During World War II the Hall was fortunate to survive the great fire bomb raid on 29th December 1940. The following morning only St. Paul’s Cathedral and Cutlers’ Hall stood virtually unscathed amongst the devastation. Unfortunately, on 10th May 1941 a high explosive bomb demolished the adjoining building and took away the entire north wall of the Hall. However, by 1951 all the damage had been repaired and the Hall came back into full use.

Coat of Arms

‘Pour parvenir a bonne foy’

– to succeed through good faith

The Loving Cup

The ceremony of the Loving Cup dates back to Anglo-Saxon times and the assassination of King Edward the Martyr who was stabbed by command of Elfrida whilst drinking from a two-handed goblet. As a precaution against such acts of treachery the back of the person drinking from the Cup is guarded by his neighbour.

When your neighbour is about to drink from the Cup he will turn to face you, at which point you will rise from your chair. After bowing to each other you will raise the lid of the Cup aloft in your right hand – the dagger hand – whilst your neighbour drinks. You will then replace the lid and take the Cup in both hands. You and your neighbour will bow to one another again. You will then turn to your neighbour on your other side, whereupon the process is repeated. Whilst you are drinking, the neighbour from whom you have received the Cup will turn his back on you, ostensibly to protect you from attack. After you have drunk from the Cup and handed it to your other neighbour you will similarly turn your back on him until he has finished drinking. You will then sit down.

The Company’s oldest Loving Cup was donated in 1616 by Gilbert Clark, tenant of The Catherine Wheel, the Company’s former estate at Egham.

The Loving Cups are still in use and form part of all major dinners.

The Rose Water Bowl

The use of the Rose Water Bowl is alleged to date from the days before cutlery was in use, apart from the personal knife that each person brought to the table and placed beside the trencher or thick piece of bread used to mop up liquids – a potentially messy business.
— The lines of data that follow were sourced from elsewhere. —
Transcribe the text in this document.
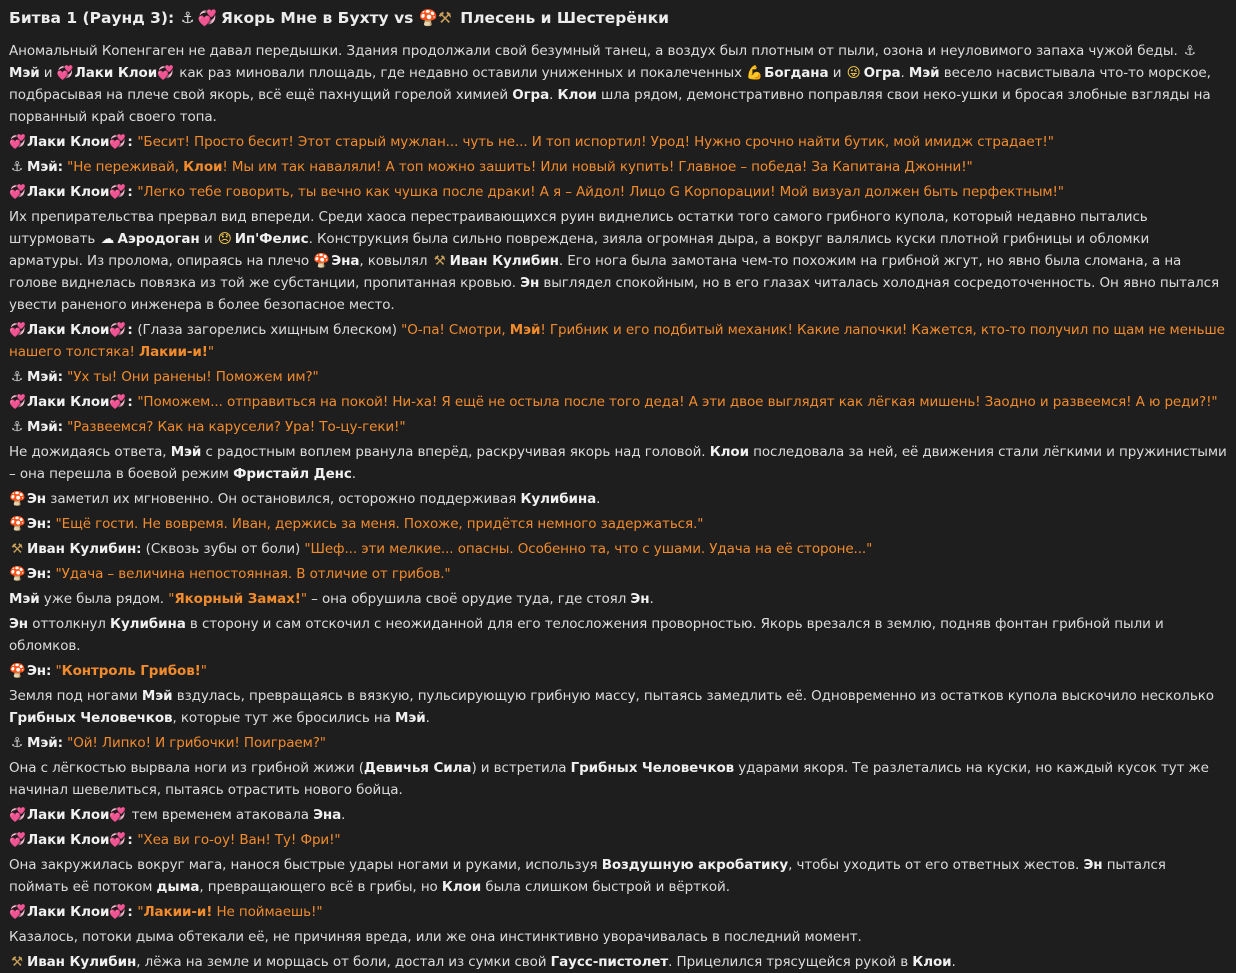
Битва 1 (Раунд 3): ⚓ 💞 Якорь Мне в Бухту vs 🍄⚒ Плесень и Шестерёнки
Аномальный Копенгаген не давал передышки. Здания продолжали свой безумный танец, а воздух был плотным от пыли, озона и неуловимого запаха чужой беды. ⚓Мэй и 💞Лаки Клои💞 как раз миновали площадь, где недавно оставили униженных и покалеченных 💪Богдана и 😜 Огра. Мэй весело насвистывала что-то морское, подбрасывая на плече свой якорь, всё ещё пахнущий горелой химией Огра. Клои шла рядом, демонстративно поправляя свои неко-ушки и бросая злобные взгляды на порванный край своего топа.
💞Лаки Клои💞: "Бесит! Просто бесит! Этот старый мужлан... чуть не... И топ испортил! Урод! Нужно срочно найти бутик, мой имидж страдает!"
⚓ Мэй: "Не переживай, Клои! Мы им так наваляли! А топ можно зашить! Или новый купить! Главное – победа! За Капитана Джонни!"
💞Лаки Клои💞: "Легко тебе говорить, ты вечно как чушка после драки! А я – Айдол! Лицо G Корпорации! Мой визуал должен быть перфектным!"
Их препирательства прервал вид впереди. Среди хаоса перестраивающихся руин виднелись остатки того самого грибного купола, который недавно пытались штурмовать ☁ Аэродоган и 😞 Ип'Фелис. Конструкция была сильно повреждена, зияла огромная дыра, а вокруг валялись куски плотной грибницы и обломки арматуры. Из пролома, опираясь на плечо 🍄Эна, ковылял ⚒ Иван Кулибин. Его нога была замотана чем-то похожим на грибной жгут, но явно была сломана, а на голове виднелась повязка из той же субстанции, пропитанная кровью. Эн выглядел спокойным, но в его глазах читалась холодная сосредоточенность. Он явно пытался увести раненого инженера в более безопасное место.
💞Лаки Клои💞: (Глаза загорелись хищным блеском) "О-па! Смотри, Мэй! Грибник и его подбитый механик! Какие лапочки! Кажется, кто-то получил по щам не меньше нашего толстяка! Лакии-и!"
⚓ Мэй: "Ух ты! Они ранены! Поможем им?"
💞Лаки Клои💞: "Поможем... отправиться на покой! Ни-ха! Я ещё не остыла после того деда! А эти двое выглядят как лёгкая мишень! Заодно и развеемся! А ю реди?!"
⚓ Мэй: "Развеемся? Как на карусели? Ура! То-цу-геки!"
Не дожидаясь ответа, Мэй с радостным воплем рванула вперёд, раскручивая якорь над головой. Клои последовала за ней, её движения стали лёгкими и пружинистыми – она перешла в боевой режим Фристайл Денс.
🍄Эн заметил их мгновенно. Он остановился, осторожно поддерживая Кулибина.
🍄Эн: "Ещё гости. Не вовремя. Иван, держись за меня. Похоже, придётся немного задержаться."
⚒ Иван Кулибин: (Сквозь зубы от боли) "Шеф... эти мелкие... опасны. Особенно та, что с ушами. Удача на её стороне..."
🍄Эн: "Удача – величина непостоянная. В отличие от грибов."
Мэй уже была рядом. "Якорный Замах!" – она обрушила своё орудие туда, где стоял Эн.
Эн оттолкнул Кулибина в сторону и сам отскочил с неожиданной для его телосложения проворностью. Якорь врезался в землю, подняв фонтан грибной пыли и обломков.
🍄Эн: "Контроль Грибов!"
Земля под ногами Мэй вздулась, превращаясь в вязкую, пульсирующую грибную массу, пытаясь замедлить её. Одновременно из остатков купола выскочило несколько Грибных Человечков, которые тут же бросились на Мэй.
⚓ Мэй: "Ой! Липко! И грибочки! Поиграем?"
Она с лёгкостью вырвала ноги из грибной жижи (Девичья Сила) и встретила Грибных Человечков ударами якоря. Те разлетались на куски, но каждый кусок тут же начинал шевелиться, пытаясь отрастить нового бойца.
💞Лаки Клои💞 тем временем атаковала Эна.
💞Лаки Клои💞: "Хеа ви го-оу! Ван! Ту! Фри!"
Она закружилась вокруг мага, нанося быстрые удары ногами и руками, используя Воздушную акробатику, чтобы уходить от его ответных жестов. Эн пытался поймать её потоком дыма, превращающего всё в грибы, но Клои была слишком быстрой и вёрткой.
💞Лаки Клои💞: "Лакии-и! Не поймаешь!"
Казалось, потоки дыма обтекали её, не причиняя вреда, или же она инстинктивно уворачивалась в последний момент.
⚒ Иван Кулибин, лёжа на земле и морщась от боли, достал из сумки свой Гаусс-пистолет. Прицелился трясущейся рукой в Клои.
However, the custom is continued because it is subtler than that – by dipping the corner of your table napkin into the rose water and patting behind your ears you stimulate the nerves in this region, which through their connections soothe the digestive organs. The source of this knowledge is the Society of Apothecaries, than whom none could be more authoritative in such matters.

A pair of rose water bowls in use today were presented to the Company by Alderman Henry Winchester, Master in 1829, on becoming Lord Mayor of London in 1834.

The Rose Water Bowls are still in use and form part of all major dinners.